Although skeptical about it going into the project, I've deployed a virtualized oracle rac environment over 10G NFS and with some tuning it was stable and performant. If it is good enough for rac, which has some of the most stringent latency / performance requirements that I've seen, I'd say that it is probably good enough for quite a few production use cases, although to be fair this was only an 8 node cluster.
Some naive questions if you don't mind... (I'm really curious about RAC .. my only DB experience has been small MySQL and MS SQL Server clusters).
1) I thought the really high end DBs like to manage their own block storage.

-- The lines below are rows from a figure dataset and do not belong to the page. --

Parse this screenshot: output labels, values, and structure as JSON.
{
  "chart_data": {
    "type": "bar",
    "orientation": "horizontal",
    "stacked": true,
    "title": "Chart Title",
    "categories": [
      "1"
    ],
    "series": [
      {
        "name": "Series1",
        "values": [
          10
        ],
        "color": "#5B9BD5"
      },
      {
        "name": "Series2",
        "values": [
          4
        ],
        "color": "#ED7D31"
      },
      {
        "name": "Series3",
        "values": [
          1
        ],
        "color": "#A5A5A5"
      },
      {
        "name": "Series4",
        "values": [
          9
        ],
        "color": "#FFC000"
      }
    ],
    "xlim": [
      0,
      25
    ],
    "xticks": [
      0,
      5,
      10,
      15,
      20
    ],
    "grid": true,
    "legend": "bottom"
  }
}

Your NFS comment suggests that the database data files were running on an NFS mount, and you had a 10 gig Ethernet connection to the file server.
2) What would you say is the average size of a RAC cluster in (your opinion)? Is 8 considered a small cluster in this realm?

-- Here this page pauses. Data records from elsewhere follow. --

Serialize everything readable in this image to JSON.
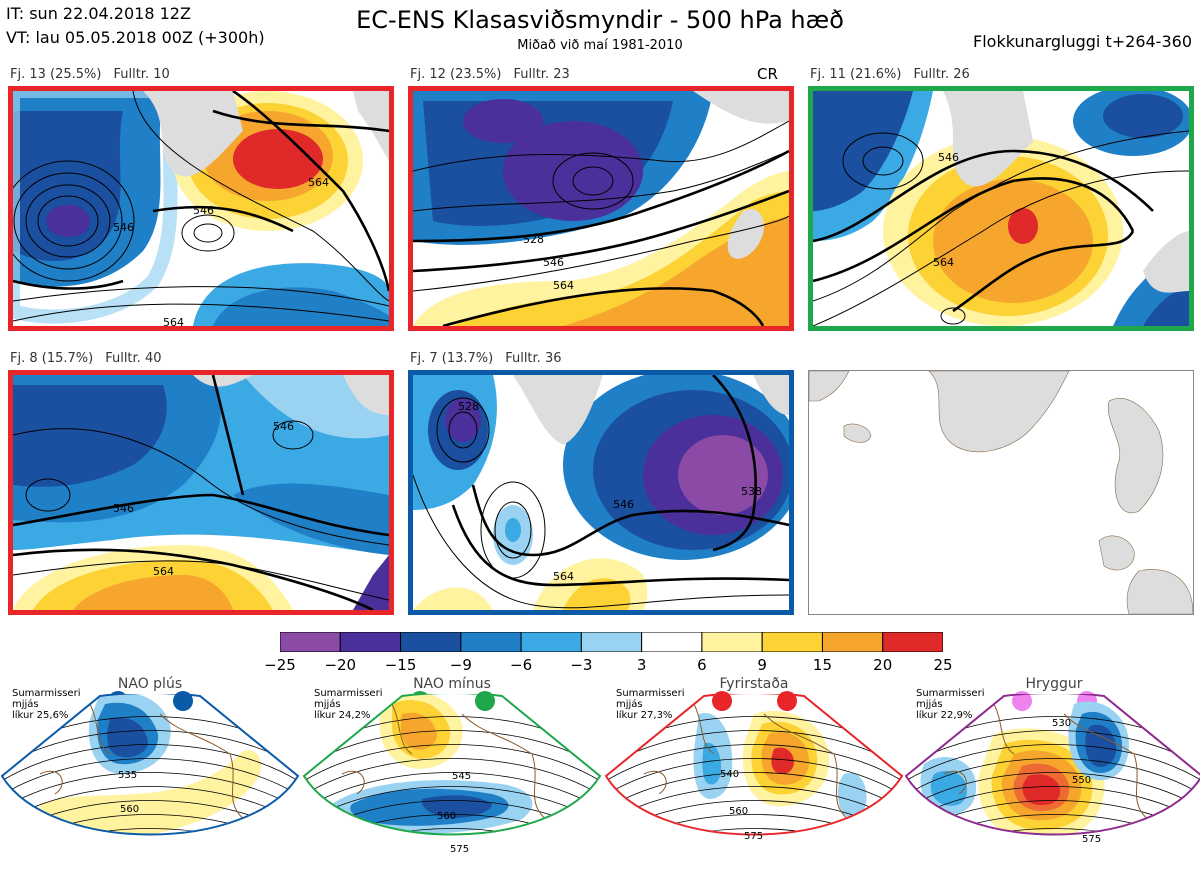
{
  "header": {
    "it": "IT: sun 22.04.2018 12Z",
    "vt": "VT: lau 05.05.2018 00Z  (+300h)",
    "title": "EC-ENS Klasasviðsmyndir - 500 hPa hæð",
    "subtitle": "Miðað við maí 1981-2010",
    "window": "Flokkunargluggi t+264-360"
  },
  "panels": [
    {
      "fj": "Fj. 13 (25.5%)",
      "fulltr": "Fulltr. 10",
      "border": "#e8262a"
    },
    {
      "fj": "Fj. 12 (23.5%)",
      "fulltr": "Fulltr. 23",
      "border": "#e8262a",
      "tag": "CR"
    },
    {
      "fj": "Fj. 11 (21.6%)",
      "fulltr": "Fulltr. 26",
      "border": "#1fa84b"
    },
    {
      "fj": "Fj. 8 (15.7%)",
      "fulltr": "Fulltr. 40",
      "border": "#e8262a"
    },
    {
      "fj": "Fj. 7 (13.7%)",
      "fulltr": "Fulltr. 36",
      "border": "#0a5aa8"
    }
  ],
  "contours": {
    "c528": "528",
    "c546": "546",
    "c564": "564",
    "c538": "538"
  },
  "colorbar": {
    "ticks": [
      "−25",
      "−20",
      "−15",
      "−9",
      "−6",
      "−3",
      "3",
      "6",
      "9",
      "15",
      "20",
      "25"
    ],
    "colors": [
      "#8a4aa6",
      "#4b2f9a",
      "#1b4fa0",
      "#1f7fc7",
      "#3aa9e4",
      "#9ad3f2",
      "#ffffff",
      "#fff3a0",
      "#fcd234",
      "#f6a52d",
      "#ee6a33",
      "#e02a2a"
    ]
  },
  "regimes": [
    {
      "name": "NAO plús",
      "line1": "Sumarmisseri",
      "line2": "mjjás",
      "line3": "líkur 25,6%",
      "color": "#0a5aa8",
      "labels": [
        "535",
        "560"
      ]
    },
    {
      "name": "NAO mínus",
      "line1": "Sumarmisseri",
      "line2": "mjjás",
      "line3": "líkur 24,2%",
      "color": "#1fa84b",
      "labels": [
        "545",
        "560",
        "575"
      ]
    },
    {
      "name": "Fyrirstaða",
      "line1": "Sumarmisseri",
      "line2": "mjjás",
      "line3": "líkur 27,3%",
      "color": "#e8262a",
      "labels": [
        "540",
        "560",
        "575"
      ]
    },
    {
      "name": "Hryggur",
      "line1": "Sumarmisseri",
      "line2": "mjjás",
      "line3": "líkur 22,9%",
      "color": "#8e2a8e",
      "dot": "#ee82ee",
      "labels": [
        "530",
        "550",
        "575"
      ]
    }
  ]
}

3) DBs have stringent requirements when it comes to operations like sync. Can you actually get ACID in an NFS backed DB?
Does anyone else cringe when someone suggestions using XYZ in production?
I can't be the only one that has been woken up at 2am because of an XYZ outage.
XYZ could be NFS, SCSI, MySQL, Rails, KVM, ..., you get the idea. Any technology that has seen wide use has caused someone to be woken up at 2am because of an outage. NFS has been very widely used for a very long time. As a distributed file system developer who once helped design a precursor of pNFS I think NFS has some pretty fundamental problems, but the fact that NFS servers sometimes go down is not one of them. Often that's more to do with the implementation and/or deployment than the protocol, and no functionally similar protocol would do much better under similar circumstances. People get woken up at 2am because of SMB failures too. My brother used to get woken up at 2am because of RFS failures. Nobody gets woken up at 2am because of 9p failures, but if 9p ever grew up enough to be deployed in environments with people on call I'm sure they'd lose sleep too. EBS failures have bitten more than a few people.
Citing the existence of failures, other than proportionally to usage, isn't very convincing. I'd actually be more concerned about the technology on the back end of EFS, not the protocol used on the front.
I can't say I have any problems with NFS - we use it for shared storage on some pretty busy servers without any issue. I'm not saying they don't happen - just that we don't experience them. I'd be interested to hear the problems you've encountered - did you submit bug reports for them that you could perhaps link to?
On a previous workplace, we had a pretty beefy VMware set up backed by NFS. Performance was excellent, and file level access offers a lot of functionality you can't have with for example iSCSI.
That sounds like an issue with the implementation, not the protocol. There are countless large environments I know of running NFS in production on NetApp without any issues at all.
I can't be the only one that has been woken up at 2am because of an NFS outage.